Pengamat Ekonomi Institute For Development of Economics and Finance (Indef) Dzulfian Syafrian mengatakan kebijakan minyak goreng satu harga perlu diikuti produktivitas industri minyak goreng nasional guna menjamin pasokan.
"Kebijakan temporer ini mesti diikuti oleh kebijakan struktural yaitu peningkatan produktivitas industri minyak goreng nasional, khususnya perbaikan di sisi hulunya, seperti percepatan program penanaman ulang (replanting) pohon-pohon sawit dengan varietas unggul dan memastikan ketersediaan bahan baku," ujar Dzulfian dihubungi di Jakarta, Rabu.

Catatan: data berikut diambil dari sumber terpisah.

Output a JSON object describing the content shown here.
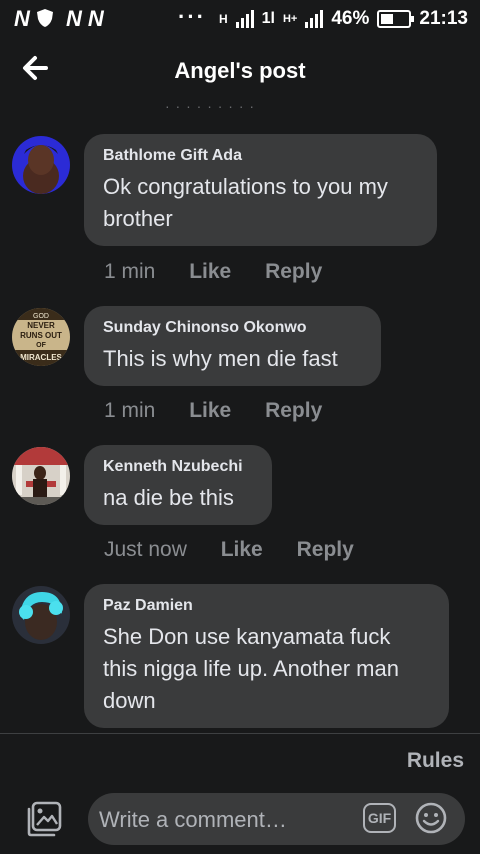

Ia berpendapat kebijakan tersebut bersifat temporer dan populis, mengingat minyak goreng merupakan sembako yang sangat penting bagi masyarakat, di mana kenaikan harga sedikit saja maka popularitas penguasa menjadi taruhannya.
"Wajar jika kemudian pemerintah melakukan berbagai cara untuk menurunkan harga minyak goreng ini," ujar Dzulfian.

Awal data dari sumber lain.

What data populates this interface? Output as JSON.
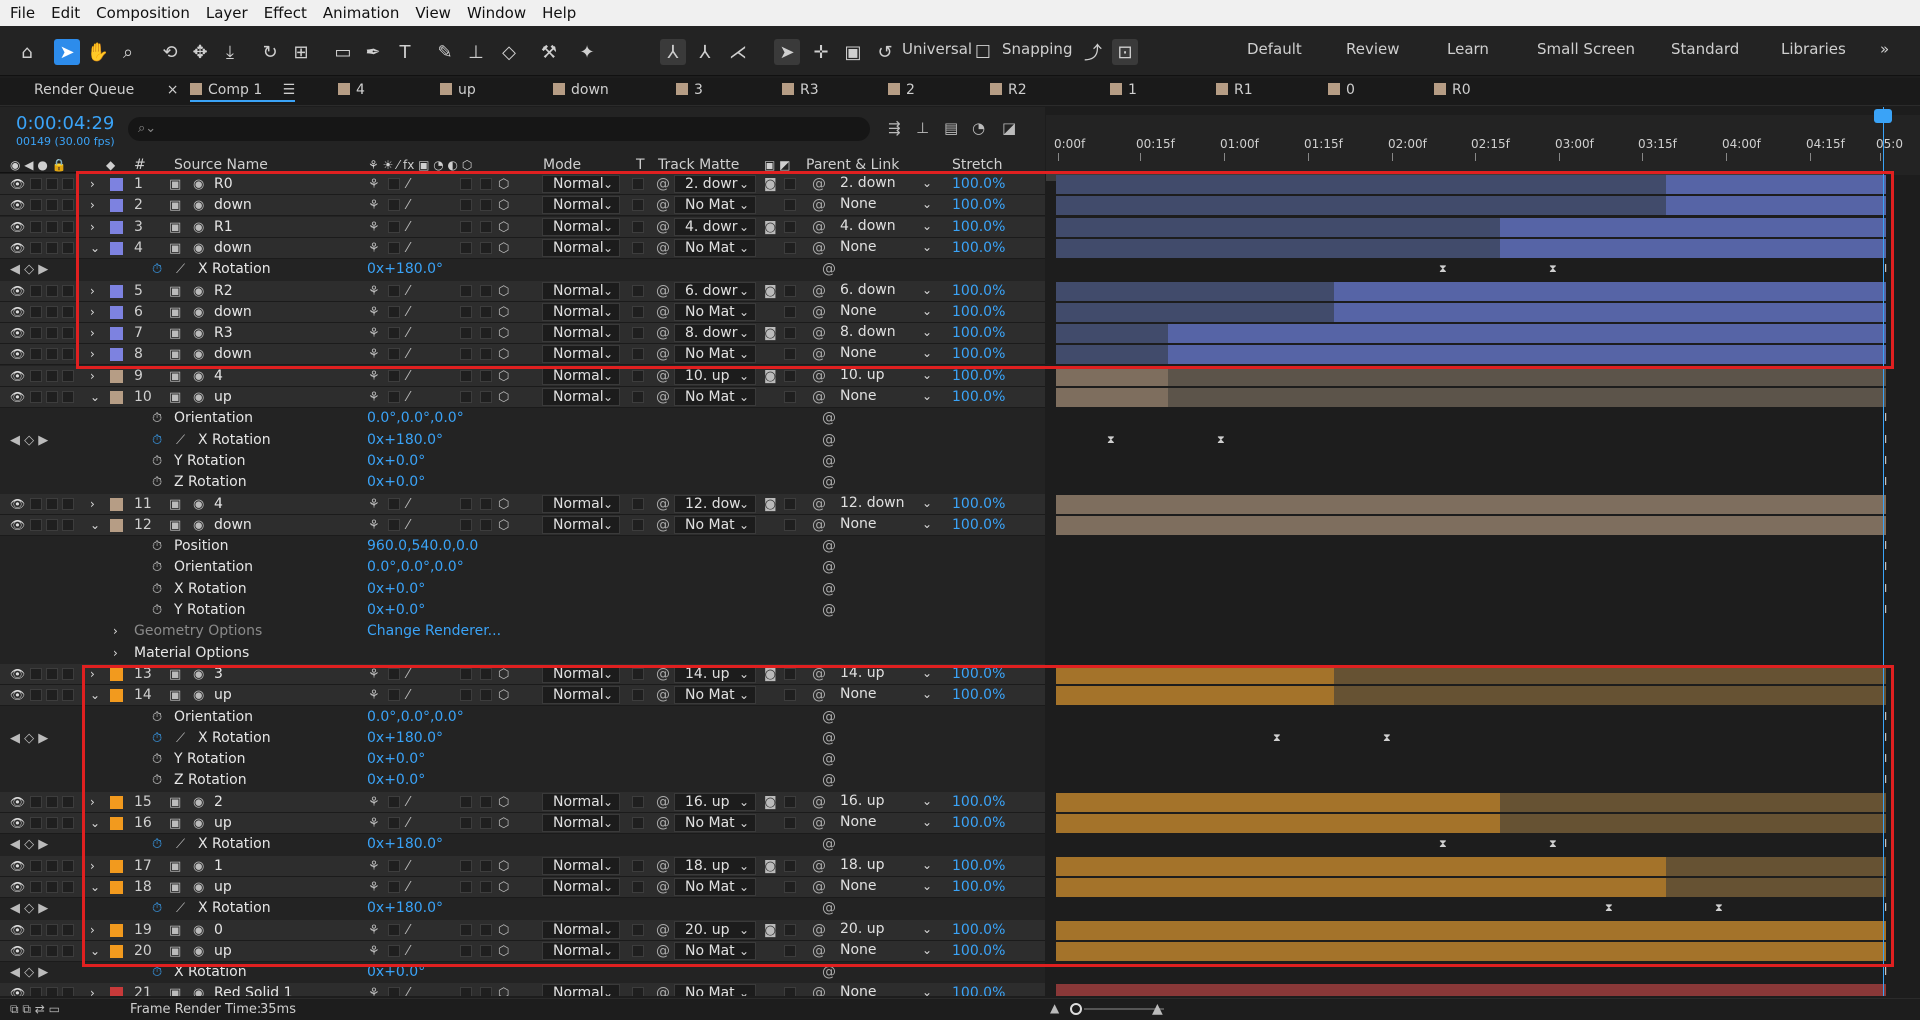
{
  "menu": [
    "File",
    "Edit",
    "Composition",
    "Layer",
    "Effect",
    "Animation",
    "View",
    "Window",
    "Help"
  ],
  "toolbar": {
    "universal_label": "Universal",
    "snapping_label": "Snapping",
    "workspaces": [
      "Default",
      "Review",
      "Learn",
      "Small Screen",
      "Standard",
      "Libraries"
    ],
    "more": "»"
  },
  "tabs": [
    {
      "label": "Render Queue",
      "color": null
    },
    {
      "label": "Comp 1",
      "color": "#b69d85",
      "active": true
    },
    {
      "label": "4",
      "color": "#b69d85"
    },
    {
      "label": "up",
      "color": "#b69d85"
    },
    {
      "label": "down",
      "color": "#b69d85"
    },
    {
      "label": "3",
      "color": "#b69d85"
    },
    {
      "label": "R3",
      "color": "#b69d85"
    },
    {
      "label": "2",
      "color": "#b69d85"
    },
    {
      "label": "R2",
      "color": "#b69d85"
    },
    {
      "label": "1",
      "color": "#b69d85"
    },
    {
      "label": "R1",
      "color": "#b69d85"
    },
    {
      "label": "0",
      "color": "#b69d85"
    },
    {
      "label": "R0",
      "color": "#b69d85"
    }
  ],
  "comp": {
    "timecode": "0:00:04:29",
    "fps": "00149 (30.00 fps)",
    "search_placeholder": "",
    "search_icon": "search-icon"
  },
  "columns": {
    "num": "#",
    "source_name": "Source Name",
    "mode": "Mode",
    "t": "T",
    "track_matte": "Track Matte",
    "parent_link": "Parent & Link",
    "stretch": "Stretch"
  },
  "ruler": [
    "0:00f",
    "00:15f",
    "01:00f",
    "01:15f",
    "02:00f",
    "02:15f",
    "03:00f",
    "03:15f",
    "04:00f",
    "04:15f",
    "05:0"
  ],
  "rows": [
    {
      "kind": "layer",
      "num": "1",
      "name": "R0",
      "color": "#7d82e0",
      "expanded": false,
      "mode": "Normal",
      "matte": "2. dowr",
      "matte_icon": true,
      "parent": "2. down",
      "stretch": "100.0%",
      "bar": {
        "start": 0,
        "end": 1,
        "hi": 0.735,
        "c1": "#414b6b",
        "c2": "#5664a6"
      }
    },
    {
      "kind": "layer",
      "num": "2",
      "name": "down",
      "color": "#7d82e0",
      "expanded": false,
      "mode": "Normal",
      "matte": "No Mat",
      "matte_icon": false,
      "parent": "None",
      "stretch": "100.0%",
      "bar": {
        "start": 0,
        "end": 1,
        "hi": 0.735,
        "c1": "#414b6b",
        "c2": "#5664a6"
      }
    },
    {
      "kind": "layer",
      "num": "3",
      "name": "R1",
      "color": "#7d82e0",
      "expanded": false,
      "mode": "Normal",
      "matte": "4. dowr",
      "matte_icon": true,
      "parent": "4. down",
      "stretch": "100.0%",
      "bar": {
        "start": 0,
        "end": 1,
        "hi": 0.535,
        "c1": "#414b6b",
        "c2": "#5664a6"
      }
    },
    {
      "kind": "layer",
      "num": "4",
      "name": "down",
      "color": "#7d82e0",
      "expanded": true,
      "mode": "Normal",
      "matte": "No Mat",
      "matte_icon": false,
      "parent": "None",
      "stretch": "100.0%",
      "bar": {
        "start": 0,
        "end": 1,
        "hi": 0.535,
        "c1": "#414b6b",
        "c2": "#5664a6"
      }
    },
    {
      "kind": "prop",
      "name": "X Rotation",
      "value": "0x+180.0°",
      "keyed": true,
      "graph": true,
      "keys": [
        0.468,
        0.6
      ]
    },
    {
      "kind": "layer",
      "num": "5",
      "name": "R2",
      "color": "#7d82e0",
      "expanded": false,
      "mode": "Normal",
      "matte": "6. dowr",
      "matte_icon": true,
      "parent": "6. down",
      "stretch": "100.0%",
      "bar": {
        "start": 0,
        "end": 1,
        "hi": 0.335,
        "c1": "#414b6b",
        "c2": "#5664a6"
      }
    },
    {
      "kind": "layer",
      "num": "6",
      "name": "down",
      "color": "#7d82e0",
      "expanded": false,
      "mode": "Normal",
      "matte": "No Mat",
      "matte_icon": false,
      "parent": "None",
      "stretch": "100.0%",
      "bar": {
        "start": 0,
        "end": 1,
        "hi": 0.335,
        "c1": "#414b6b",
        "c2": "#5664a6"
      }
    },
    {
      "kind": "layer",
      "num": "7",
      "name": "R3",
      "color": "#7d82e0",
      "expanded": false,
      "mode": "Normal",
      "matte": "8. dowr",
      "matte_icon": true,
      "parent": "8. down",
      "stretch": "100.0%",
      "bar": {
        "start": 0,
        "end": 1,
        "hi": 0.135,
        "c1": "#414b6b",
        "c2": "#5664a6"
      }
    },
    {
      "kind": "layer",
      "num": "8",
      "name": "down",
      "color": "#7d82e0",
      "expanded": false,
      "mode": "Normal",
      "matte": "No Mat",
      "matte_icon": false,
      "parent": "None",
      "stretch": "100.0%",
      "bar": {
        "start": 0,
        "end": 1,
        "hi": 0.135,
        "c1": "#414b6b",
        "c2": "#5664a6"
      }
    },
    {
      "kind": "layer",
      "num": "9",
      "name": "4",
      "color": "#b69d85",
      "expanded": false,
      "mode": "Normal",
      "matte": "10. up",
      "matte_icon": true,
      "parent": "10. up",
      "stretch": "100.0%",
      "bar": {
        "start": 0,
        "end": 1,
        "hi": 0.135,
        "c1": "#7e6e5e",
        "c2": "#5c544a",
        "rev": true
      }
    },
    {
      "kind": "layer",
      "num": "10",
      "name": "up",
      "color": "#b69d85",
      "expanded": true,
      "mode": "Normal",
      "matte": "No Mat",
      "matte_icon": false,
      "parent": "None",
      "stretch": "100.0%",
      "bar": {
        "start": 0,
        "end": 1,
        "hi": 0.135,
        "c1": "#7e6e5e",
        "c2": "#5c544a",
        "rev": true
      }
    },
    {
      "kind": "prop",
      "name": "Orientation",
      "value": "0.0°,0.0°,0.0°",
      "keyed": false
    },
    {
      "kind": "prop",
      "name": "X Rotation",
      "value": "0x+180.0°",
      "keyed": true,
      "graph": true,
      "keys": [
        0.068,
        0.2
      ]
    },
    {
      "kind": "prop",
      "name": "Y Rotation",
      "value": "0x+0.0°",
      "keyed": false
    },
    {
      "kind": "prop",
      "name": "Z Rotation",
      "value": "0x+0.0°",
      "keyed": false
    },
    {
      "kind": "layer",
      "num": "11",
      "name": "4",
      "color": "#b69d85",
      "expanded": false,
      "mode": "Normal",
      "matte": "12. dow",
      "matte_icon": true,
      "parent": "12. down",
      "stretch": "100.0%",
      "bar": {
        "start": 0,
        "end": 1,
        "hi": 0,
        "c1": "#7e6e5e",
        "c2": "#7e6e5e"
      }
    },
    {
      "kind": "layer",
      "num": "12",
      "name": "down",
      "color": "#b69d85",
      "expanded": true,
      "mode": "Normal",
      "matte": "No Mat",
      "matte_icon": false,
      "parent": "None",
      "stretch": "100.0%",
      "bar": {
        "start": 0,
        "end": 1,
        "hi": 0,
        "c1": "#7e6e5e",
        "c2": "#7e6e5e"
      }
    },
    {
      "kind": "prop",
      "name": "Position",
      "value": "960.0,540.0,0.0",
      "keyed": false
    },
    {
      "kind": "prop",
      "name": "Orientation",
      "value": "0.0°,0.0°,0.0°",
      "keyed": false
    },
    {
      "kind": "prop",
      "name": "X Rotation",
      "value": "0x+0.0°",
      "keyed": false
    },
    {
      "kind": "prop",
      "name": "Y Rotation",
      "value": "0x+0.0°",
      "keyed": false
    },
    {
      "kind": "group",
      "name": "Geometry Options",
      "value": "Change Renderer...",
      "dim": true
    },
    {
      "kind": "group",
      "name": "Material Options",
      "value": "",
      "dim": false
    },
    {
      "kind": "layer",
      "num": "13",
      "name": "3",
      "color": "#f29a1e",
      "expanded": false,
      "mode": "Normal",
      "matte": "14. up",
      "matte_icon": true,
      "parent": "14. up",
      "stretch": "100.0%",
      "bar": {
        "start": 0,
        "end": 1,
        "hi": 0.335,
        "c1": "#a4732a",
        "c2": "#665233",
        "rev": true
      }
    },
    {
      "kind": "layer",
      "num": "14",
      "name": "up",
      "color": "#f29a1e",
      "expanded": true,
      "mode": "Normal",
      "matte": "No Mat",
      "matte_icon": false,
      "parent": "None",
      "stretch": "100.0%",
      "bar": {
        "start": 0,
        "end": 1,
        "hi": 0.335,
        "c1": "#a4732a",
        "c2": "#665233",
        "rev": true
      }
    },
    {
      "kind": "prop",
      "name": "Orientation",
      "value": "0.0°,0.0°,0.0°",
      "keyed": false
    },
    {
      "kind": "prop",
      "name": "X Rotation",
      "value": "0x+180.0°",
      "keyed": true,
      "graph": true,
      "keys": [
        0.268,
        0.4
      ]
    },
    {
      "kind": "prop",
      "name": "Y Rotation",
      "value": "0x+0.0°",
      "keyed": false
    },
    {
      "kind": "prop",
      "name": "Z Rotation",
      "value": "0x+0.0°",
      "keyed": false
    },
    {
      "kind": "layer",
      "num": "15",
      "name": "2",
      "color": "#f29a1e",
      "expanded": false,
      "mode": "Normal",
      "matte": "16. up",
      "matte_icon": true,
      "parent": "16. up",
      "stretch": "100.0%",
      "bar": {
        "start": 0,
        "end": 1,
        "hi": 0.535,
        "c1": "#a4732a",
        "c2": "#665233",
        "rev": true
      }
    },
    {
      "kind": "layer",
      "num": "16",
      "name": "up",
      "color": "#f29a1e",
      "expanded": true,
      "mode": "Normal",
      "matte": "No Mat",
      "matte_icon": false,
      "parent": "None",
      "stretch": "100.0%",
      "bar": {
        "start": 0,
        "end": 1,
        "hi": 0.535,
        "c1": "#a4732a",
        "c2": "#665233",
        "rev": true
      }
    },
    {
      "kind": "prop",
      "name": "X Rotation",
      "value": "0x+180.0°",
      "keyed": true,
      "graph": true,
      "keys": [
        0.468,
        0.6
      ]
    },
    {
      "kind": "layer",
      "num": "17",
      "name": "1",
      "color": "#f29a1e",
      "expanded": false,
      "mode": "Normal",
      "matte": "18. up",
      "matte_icon": true,
      "parent": "18. up",
      "stretch": "100.0%",
      "bar": {
        "start": 0,
        "end": 1,
        "hi": 0.735,
        "c1": "#a4732a",
        "c2": "#665233",
        "rev": true
      }
    },
    {
      "kind": "layer",
      "num": "18",
      "name": "up",
      "color": "#f29a1e",
      "expanded": true,
      "mode": "Normal",
      "matte": "No Mat",
      "matte_icon": false,
      "parent": "None",
      "stretch": "100.0%",
      "bar": {
        "start": 0,
        "end": 1,
        "hi": 0.735,
        "c1": "#a4732a",
        "c2": "#665233",
        "rev": true
      }
    },
    {
      "kind": "prop",
      "name": "X Rotation",
      "value": "0x+180.0°",
      "keyed": true,
      "graph": true,
      "keys": [
        0.668,
        0.8
      ]
    },
    {
      "kind": "layer",
      "num": "19",
      "name": "0",
      "color": "#f29a1e",
      "expanded": false,
      "mode": "Normal",
      "matte": "20. up",
      "matte_icon": true,
      "parent": "20. up",
      "stretch": "100.0%",
      "bar": {
        "start": 0,
        "end": 1,
        "hi": 0,
        "c1": "#a4732a",
        "c2": "#a4732a"
      }
    },
    {
      "kind": "layer",
      "num": "20",
      "name": "up",
      "color": "#f29a1e",
      "expanded": true,
      "mode": "Normal",
      "matte": "No Mat",
      "matte_icon": false,
      "parent": "None",
      "stretch": "100.0%",
      "bar": {
        "start": 0,
        "end": 1,
        "hi": 0,
        "c1": "#a4732a",
        "c2": "#a4732a"
      }
    },
    {
      "kind": "prop",
      "name": "X Rotation",
      "value": "0x+0.0°",
      "keyed": true,
      "graph": false
    },
    {
      "kind": "layer",
      "num": "21",
      "name": "Red Solid 1",
      "color": "#c83a3a",
      "expanded": false,
      "mode": "Normal",
      "matte": "No Mat",
      "matte_icon": false,
      "parent": "None",
      "stretch": "100.0%",
      "bar": {
        "start": 0,
        "end": 1,
        "hi": 0,
        "c1": "#8a3838",
        "c2": "#8a3838"
      }
    }
  ],
  "status": {
    "frame_render_label": "Frame Render Time:",
    "frame_render_value": "35ms"
  }
}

Ia menambahkan desain kebijakan tersebut dinilai kurang tepat sasaran, mengingat subsidi diberikan untuk seluruh elemen masyarakat tanpa kecuali.
"Padahal yang membutuhkan hanya mereka yang di kalangan menengah bawah, sedangkan menengah ke atas tak berhak mendapatkan subsidi ini. Triliunan uang subsidi justru akan lari ke masyarakat menengah ke atas, mestinya kan dana tersebut lebih baik dialihkan ke yang lebih berhak," ujar Dzulfian.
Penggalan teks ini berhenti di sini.